CBRE: Multifamily Market Continues to Stabilize

(Image courtesy CBRE)

CBRE, Dallas, found the multifamily market showed signs of stabilization in the second quarter.

The market recorded 70,200 units of net absorption in the quarter, which CBRE pegs as the first significant amount of quarterly demand since Q1 2022.

New construction deliveries were at 91,400 units, which brought the trailing four-quarter total to a record of 351,500. However, CBRE notes construction starts have been declining over recent quarters.

The overall multifamily vacancy rate increased by 10 basis points from Q1 to 5%, which is right at the long-term average and more stable than the past few quarters.

Another sign of stabilization back to pre-pandemic norms: average monthly net effective rent increased by 2.6% year-over-year, more in line with the pre-COVID five-year average of 2.7%. From Q1, rent increased by 1.1%, which is typical seasonality.

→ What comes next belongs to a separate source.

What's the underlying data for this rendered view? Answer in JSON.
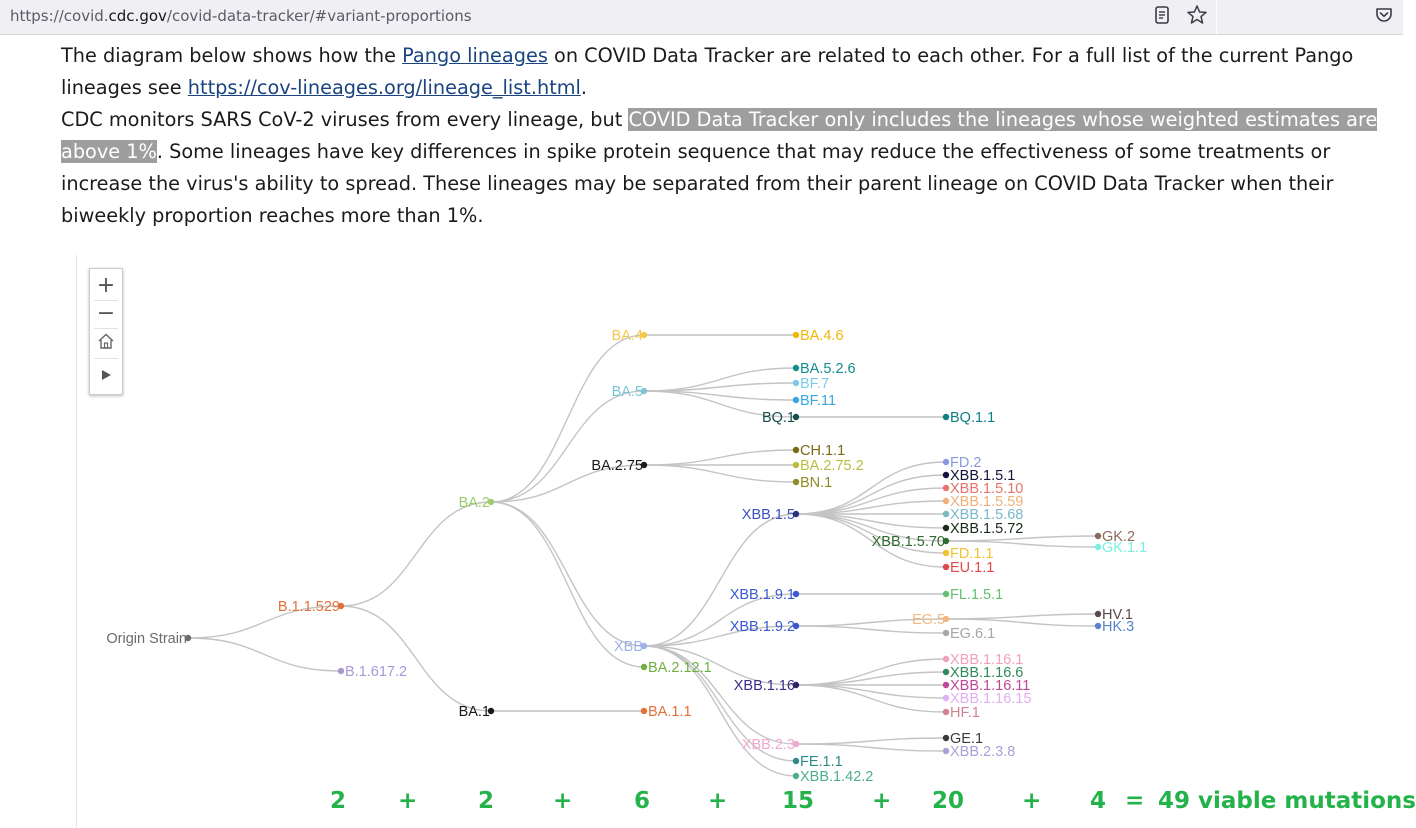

However, multifamily investment volume was at $27.5 billion, far below Q2 2022’s $95.6 billion but an increase from Q1. Except for Q2 2020 due to the pandemic, this was the lowest Q2 volume since 2014 and 27% less than the 2013-to-2019 quarterly average, CBRE noted.

“Despite a heavy supply pipeline, we are seeing renter demand remain solid as vacancy and rent growth stabilize across most markets,” said Kelli Carhart, Executive Managing Director and Leader of Multifamily Capital Markets for CBRE. “With inflation easing, we anticipate increased investment activity in the second half of 2023, notwithstanding capital markets volatility.”